From the Research
During prolonged fasting, acetyl-CoA is the product that allosterically activates pyruvate carboxylase for gluconeogenesis. This process is crucial for maintaining blood glucose levels, especially for glucose-dependent tissues like the brain. When fasting extends beyond 24 hours, the body shifts to using fatty acids as its primary fuel source, resulting in increased fatty acid oxidation and high levels of acetyl-CoA in the liver.
Key Points
- Acetyl-CoA serves as an allosteric activator by binding to pyruvate carboxylase, significantly enhancing its activity 1.
- This activation is crucial because pyruvate carboxylase catalyzes the conversion of pyruvate to oxaloacetate, which is the first committed step in gluconeogenesis.

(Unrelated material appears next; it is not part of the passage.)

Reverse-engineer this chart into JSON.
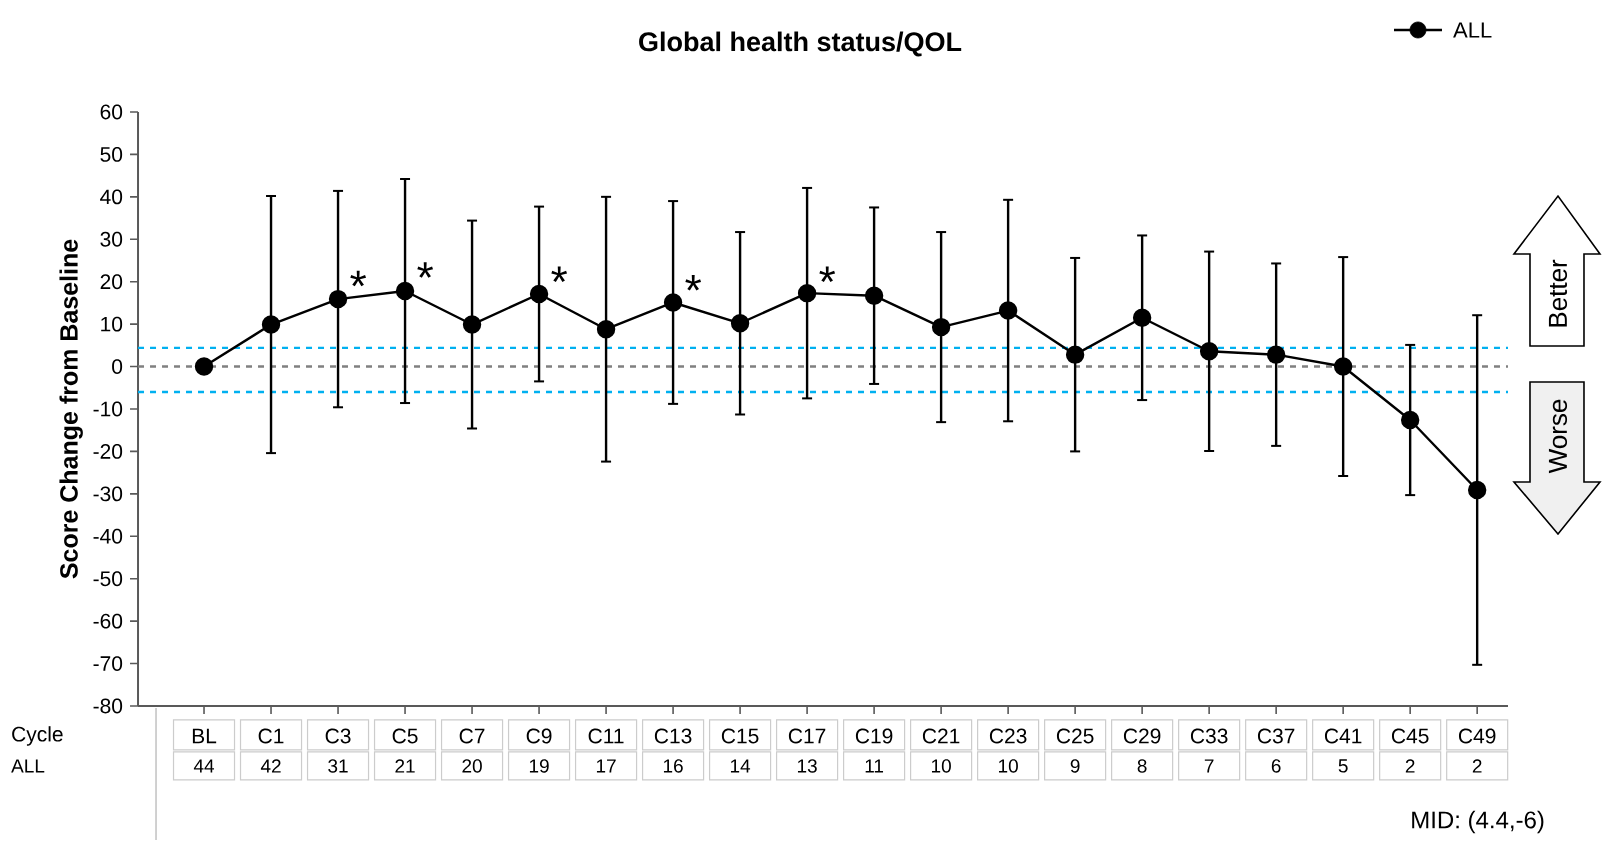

- The regulatory mechanism of acetyl-CoA on pyruvate carboxylase represents an elegant metabolic adaptation that links increased fat metabolism during fasting directly to enhanced glucose production, helping to preserve homeostasis during periods of food deprivation 2, 3.
- The most recent and highest quality study on this topic, published in 2022, provides mechanistic insight into the allosteric activation of human pyruvate carboxylase by acetyl-CoA, further supporting the importance of this regulatory mechanism 1.